MadMacs0 wrote:
Michael Warhurst wrote:
I've seen reports that 10.9.2 solves this problem (maybe not enough of the processor is being used for compression?
I'd be interested in reading that if you can point me in the right direction. I have not heard anything along those lines.
I've also seen other reports saying that switching memorty compression off in terminal speeded up their machines.
My experience was exactly the opposite, but my setup probably isn't anything like there's. Again, I'd be interested in reading about that, as I don't recall seeing anything along those lines in this way too long discussion.
I was one who in this thread claimed that my machine was faster with memory compression off. I too have a mid-2009 13" MBP. I suspect that there is a hardware bug, perhaps on certain batches of whatever processor is in this thing. It is quite possible that Apple is doing the compression with some built-in chunk of the Intel processor, and if that is a portion that is rarely used, there could be some issue with it that no one has stumbled on before. When my machine is beach-balling, the processor is not running like crazy, rather it is sitting at 2-3%, as if nothing much of anything were going on.

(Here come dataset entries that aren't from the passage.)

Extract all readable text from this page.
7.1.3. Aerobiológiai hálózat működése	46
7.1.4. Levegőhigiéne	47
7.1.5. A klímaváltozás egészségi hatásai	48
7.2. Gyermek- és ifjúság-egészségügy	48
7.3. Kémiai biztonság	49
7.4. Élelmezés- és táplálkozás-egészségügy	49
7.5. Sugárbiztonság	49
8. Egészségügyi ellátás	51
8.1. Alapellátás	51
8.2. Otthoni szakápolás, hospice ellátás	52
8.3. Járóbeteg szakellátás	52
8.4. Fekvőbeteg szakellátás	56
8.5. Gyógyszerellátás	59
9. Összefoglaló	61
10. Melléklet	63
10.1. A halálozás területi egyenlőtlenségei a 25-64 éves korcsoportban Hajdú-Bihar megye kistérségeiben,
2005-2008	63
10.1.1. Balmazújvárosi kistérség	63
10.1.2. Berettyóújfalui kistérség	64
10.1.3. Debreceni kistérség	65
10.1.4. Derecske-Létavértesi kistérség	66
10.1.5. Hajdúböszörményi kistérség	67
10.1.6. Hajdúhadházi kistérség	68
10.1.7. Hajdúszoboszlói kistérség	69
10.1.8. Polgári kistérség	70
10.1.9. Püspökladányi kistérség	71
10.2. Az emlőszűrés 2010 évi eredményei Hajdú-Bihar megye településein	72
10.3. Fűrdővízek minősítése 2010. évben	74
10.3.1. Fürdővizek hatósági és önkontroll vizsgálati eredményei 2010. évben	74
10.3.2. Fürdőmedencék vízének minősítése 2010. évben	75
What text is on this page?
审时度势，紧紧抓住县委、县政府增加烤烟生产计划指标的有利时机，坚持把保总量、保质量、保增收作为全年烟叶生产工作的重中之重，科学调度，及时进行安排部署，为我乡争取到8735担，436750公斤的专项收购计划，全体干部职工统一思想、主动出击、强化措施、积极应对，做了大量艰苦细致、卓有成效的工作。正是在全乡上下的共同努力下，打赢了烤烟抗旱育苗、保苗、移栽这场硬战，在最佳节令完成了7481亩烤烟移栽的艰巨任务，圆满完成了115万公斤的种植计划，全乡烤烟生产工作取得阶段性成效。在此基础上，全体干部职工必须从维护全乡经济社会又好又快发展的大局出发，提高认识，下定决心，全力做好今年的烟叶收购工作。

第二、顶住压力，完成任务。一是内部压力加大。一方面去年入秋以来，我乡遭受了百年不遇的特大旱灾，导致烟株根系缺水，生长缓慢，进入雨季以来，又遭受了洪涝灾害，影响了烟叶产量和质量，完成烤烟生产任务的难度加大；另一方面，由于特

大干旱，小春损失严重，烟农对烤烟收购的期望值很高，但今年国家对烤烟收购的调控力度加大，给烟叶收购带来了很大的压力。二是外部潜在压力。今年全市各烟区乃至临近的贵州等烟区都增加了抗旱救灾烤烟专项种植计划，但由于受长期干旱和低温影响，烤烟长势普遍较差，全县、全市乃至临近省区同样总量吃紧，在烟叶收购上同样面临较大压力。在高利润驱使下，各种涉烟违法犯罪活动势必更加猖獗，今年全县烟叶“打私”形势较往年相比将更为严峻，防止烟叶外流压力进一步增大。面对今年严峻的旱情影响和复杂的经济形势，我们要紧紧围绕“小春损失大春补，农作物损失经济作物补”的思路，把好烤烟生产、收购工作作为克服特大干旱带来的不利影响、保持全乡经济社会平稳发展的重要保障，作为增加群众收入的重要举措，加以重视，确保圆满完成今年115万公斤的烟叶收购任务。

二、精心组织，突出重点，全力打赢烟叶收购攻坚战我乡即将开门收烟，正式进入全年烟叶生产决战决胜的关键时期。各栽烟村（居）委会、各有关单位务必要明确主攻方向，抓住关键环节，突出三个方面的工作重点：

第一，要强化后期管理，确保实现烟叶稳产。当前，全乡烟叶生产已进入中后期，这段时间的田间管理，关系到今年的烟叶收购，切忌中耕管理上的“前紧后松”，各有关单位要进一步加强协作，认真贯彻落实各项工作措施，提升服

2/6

If there is some bug affecting certain versions or batches of processors and it is causing the compression function itself to be slow, then it could very easily cause memory compression to be slower than writing to disk. Assuming that there is a problem with memory compression, turning it off might help in two ways: it gives you more uncompressed RAM to work with, and the swapping itself may also be quicker.
I believe in the Mavericks concept of memory management, and having used Linux distributions before, I believe in the idea of keeping the RAM full of stuff you might use. So I'm all for what Apple has done here. But the memory compression depends on a very fast compression scheme, and if that isn't true for whatever reason, it won't help.
I have since upgraded to 8GB of memory and turned compression back on, however, I have yet to see the 8GB filled, so compression isn't bothering me. For what it's worth, 8GB of RAM cost me about $100. Compared to the price of a new computer, that is peanuts, and it makes my computer feel like new.